Ed è stato questo il motore che ha portato a cercare su Mercurio analoghe aree sotterranee potenzialmente più ospitali della sua dura superficie, potenzialmente simili alla regione attorno a una stella dove l’esistenza di acqua liquida su un pianeta potrebbe consentire la vita come la conosciamo
Questa scoperta rivoluzionaria dei ghiacciai mercuriani amplia la nostra comprensione dei parametri ambientali che potrebbero sostenere la vita, aggiungendo una dimensione vitale alla nostra esplorazione dell’astrobiologia, rilevante anche per la potenziale abitabilità di esopianeti simili a Mercurio
conclude Rodriguez
La scoperta sfida la visione di lunga data secondo cui Mercurio sarebbe principalmente privo di sostanze volatili e rafforza la comprensione dei VRL, potenzialmente nascosti in profondità sotto la superficie del pianeta.
I ghiacciai su Mercurio sono caratterizzati da una complessa configurazione di cavità che formano pozzi di sublimazione diffusi (e molto giovani) – previsa Deborah Domingue, che ha contribuito ai risultati – Queste cavità mostrano profondità che rappresentano una porzione significativa dello spessore complessivo del ghiacciaio, indicando la loro ritenzione di una composizione ricca di volatili
E c’è di più, perché tali cavità sono vistosamente assenti dai fondi e dalle pareti dei crateri circostanti, spiegando per la prima volta un antico mistero, ovvero la correlazione tra cavità e interno dei crateri. La soluzione proposta ipotizza in particolare che gruppi di cavità all’interno dei crateri da impatto possano provenire da zone di esposizione al VRL indotte dagli impatti, chiarendo così una connessione che ha a lungo sconcertato gli scienziati planetari.
Il modello proposto, in definitiva, mettono in discussione le teorie prevalenti sulla formazione del VRL, che tradizionalmente descrivono il processo con i minerali che si separano in diversi strati all’interno del pianeta.

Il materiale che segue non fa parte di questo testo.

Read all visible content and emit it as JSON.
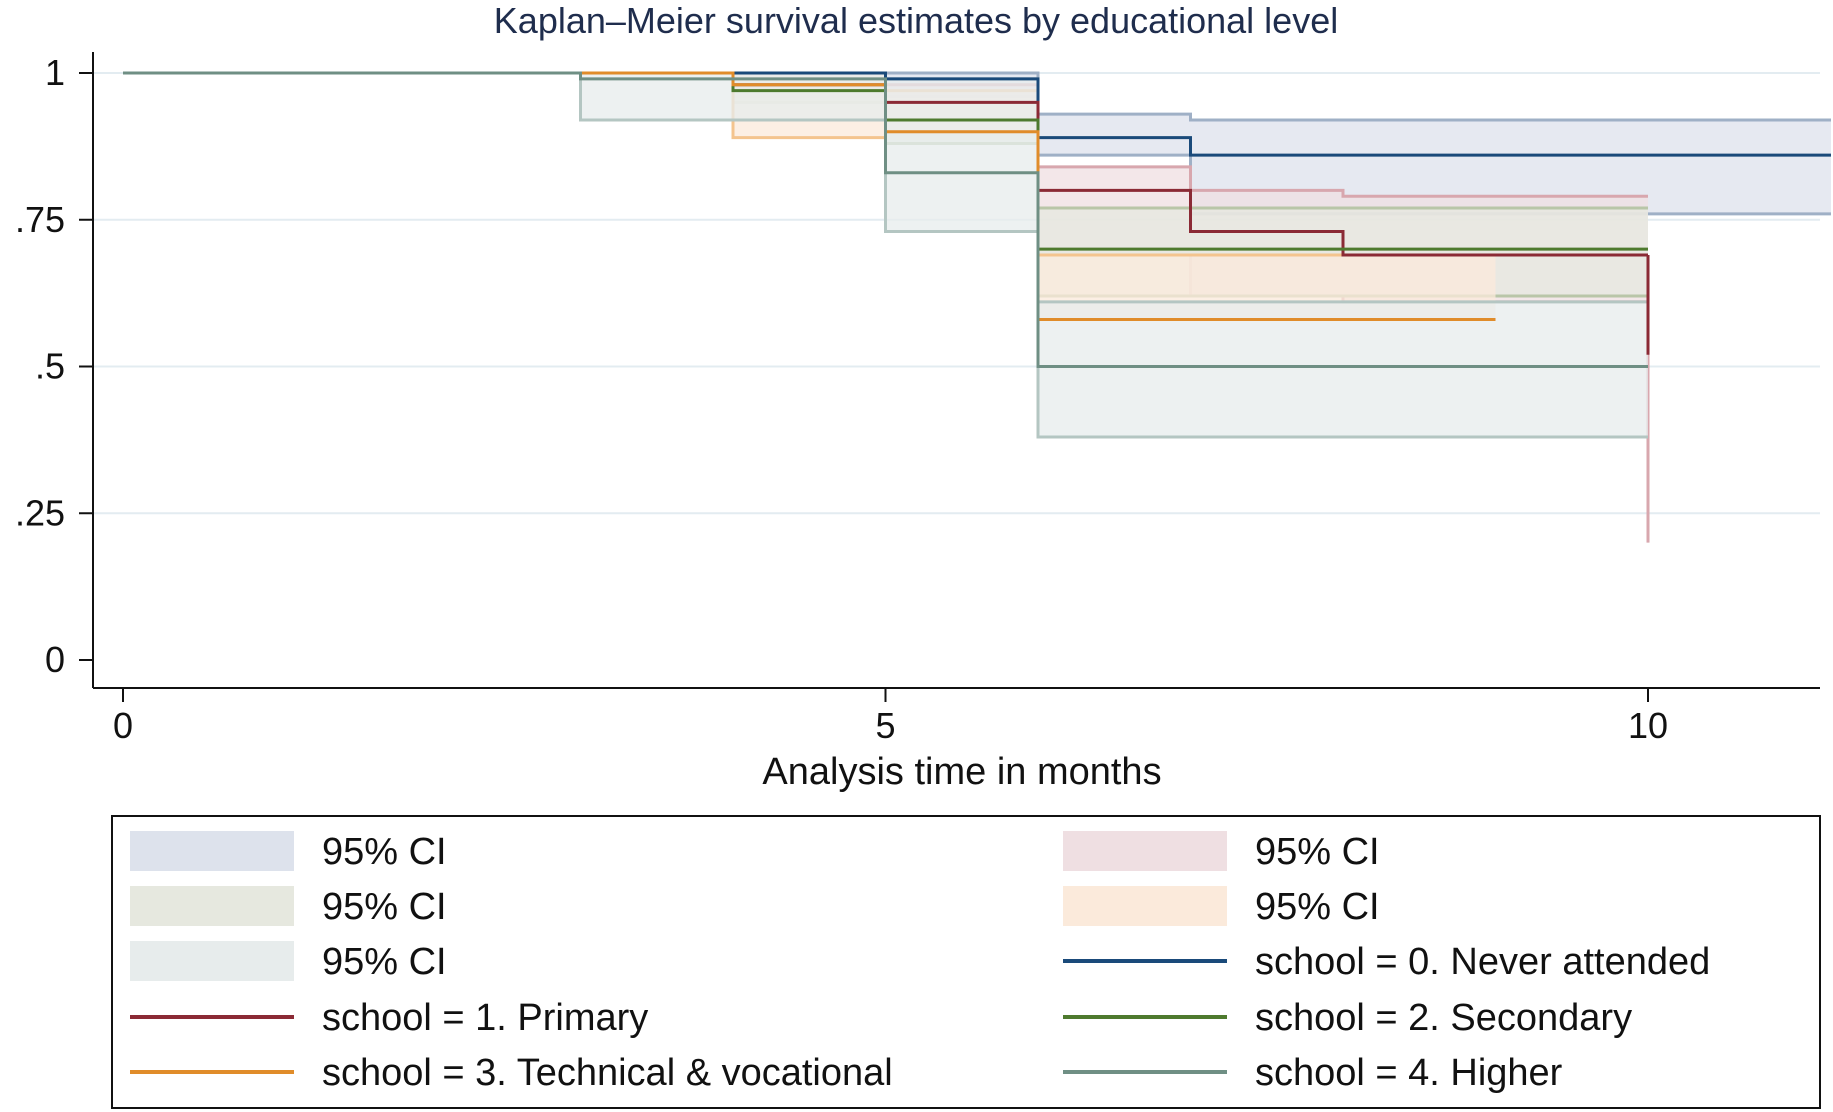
{
  "chart_data": {
    "type": "line",
    "title": "Kaplan–Meier survival estimates by educational level",
    "xlabel": "Analysis time in months",
    "ylabel": "",
    "xlim": [
      0,
      11.2
    ],
    "ylim": [
      0,
      1
    ],
    "x_ticks": [
      0,
      5,
      10
    ],
    "x_tick_labels": [
      "0",
      "5",
      "10"
    ],
    "y_ticks": [
      0,
      0.25,
      0.5,
      0.75,
      1
    ],
    "y_tick_labels": [
      "0",
      ".25",
      ".5",
      ".75",
      "1"
    ],
    "grid": true,
    "series": [
      {
        "name": "school = 0. Never attended",
        "color": "#1a4a7a",
        "ci_color": "#dde2ec",
        "ci_edge": "#9fb0c6",
        "step_x": [
          0,
          5,
          6,
          7,
          11.2
        ],
        "survival": [
          1.0,
          0.99,
          0.89,
          0.86,
          0.86
        ],
        "ci_lower": [
          1.0,
          0.96,
          0.86,
          0.76,
          0.76
        ],
        "ci_upper": [
          1.0,
          1.0,
          0.93,
          0.92,
          0.92
        ]
      },
      {
        "name": "school = 1. Primary",
        "color": "#8b2a35",
        "ci_color": "#efdfe2",
        "ci_edge": "#d8a7ae",
        "step_x": [
          0,
          4,
          5,
          6,
          7,
          8,
          10
        ],
        "survival": [
          1.0,
          0.98,
          0.95,
          0.8,
          0.73,
          0.69,
          0.69
        ],
        "drop_at_end": 0.52,
        "ci_lower": [
          1.0,
          0.96,
          0.9,
          0.69,
          0.62,
          0.61,
          0.61
        ],
        "ci_upper": [
          1.0,
          1.0,
          0.98,
          0.84,
          0.8,
          0.79,
          0.79
        ],
        "ci_drop_lower": 0.2
      },
      {
        "name": "school = 2. Secondary",
        "color": "#4e7a2e",
        "ci_color": "#e6e8df",
        "ci_edge": "#b9c6a8",
        "step_x": [
          0,
          4,
          5,
          6,
          10
        ],
        "survival": [
          1.0,
          0.97,
          0.92,
          0.7,
          0.7
        ],
        "ci_lower": [
          1.0,
          0.95,
          0.88,
          0.62,
          0.62
        ],
        "ci_upper": [
          1.0,
          0.99,
          0.95,
          0.77,
          0.77
        ]
      },
      {
        "name": "school = 3. Technical & vocational",
        "color": "#e08c2a",
        "ci_color": "#fbeadb",
        "ci_edge": "#f4c48e",
        "step_x": [
          0,
          4,
          5,
          6,
          9
        ],
        "survival": [
          1.0,
          0.98,
          0.9,
          0.58,
          0.58
        ],
        "ci_lower": [
          1.0,
          0.89,
          0.9,
          0.58,
          0.58
        ],
        "ci_upper": [
          1.0,
          1.0,
          0.97,
          0.69,
          0.69
        ]
      },
      {
        "name": "school = 4. Higher",
        "color": "#6f8f84",
        "ci_color": "#e7ecec",
        "ci_edge": "#b4c6c2",
        "step_x": [
          0,
          3,
          5,
          6,
          10
        ],
        "survival": [
          1.0,
          0.99,
          0.83,
          0.5,
          0.5
        ],
        "ci_lower": [
          1.0,
          0.92,
          0.73,
          0.38,
          0.38
        ],
        "ci_upper": [
          1.0,
          1.0,
          0.99,
          0.61,
          0.61
        ]
      }
    ],
    "legend": {
      "placement": "bottom",
      "entries": [
        {
          "label": "95% CI",
          "kind": "patch",
          "color": "#dde2ec"
        },
        {
          "label": "95% CI",
          "kind": "patch",
          "color": "#efdfe2"
        },
        {
          "label": "95% CI",
          "kind": "patch",
          "color": "#e6e8df"
        },
        {
          "label": "95% CI",
          "kind": "patch",
          "color": "#fbeadb"
        },
        {
          "label": "95% CI",
          "kind": "patch",
          "color": "#e7ecec"
        },
        {
          "label": "school = 0. Never attended",
          "kind": "line",
          "color": "#1a4a7a"
        },
        {
          "label": "school = 1. Primary",
          "kind": "line",
          "color": "#8b2a35"
        },
        {
          "label": "school = 2. Secondary",
          "kind": "line",
          "color": "#4e7a2e"
        },
        {
          "label": "school = 3. Technical & vocational",
          "kind": "line",
          "color": "#e08c2a"
        },
        {
          "label": "school = 4. Higher",
          "kind": "line",
          "color": "#6f8f84"
        }
      ]
    }
  }
}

Queste nuove prove suggeriscono invece una struttura su larga scala, forse derivante dal collasso di un’atmosfera primordiale calda e fugace all’inizio della storia di Mercurio. Tale collasso atmosferico potrebbe essersi verificato soprattutto durante i lunghi periodi notturni, quando la superficie del pianeta non era esposta all’intenso calore del Sole.
Il lavoro è stato pubblicato su The Planetary Science Journal.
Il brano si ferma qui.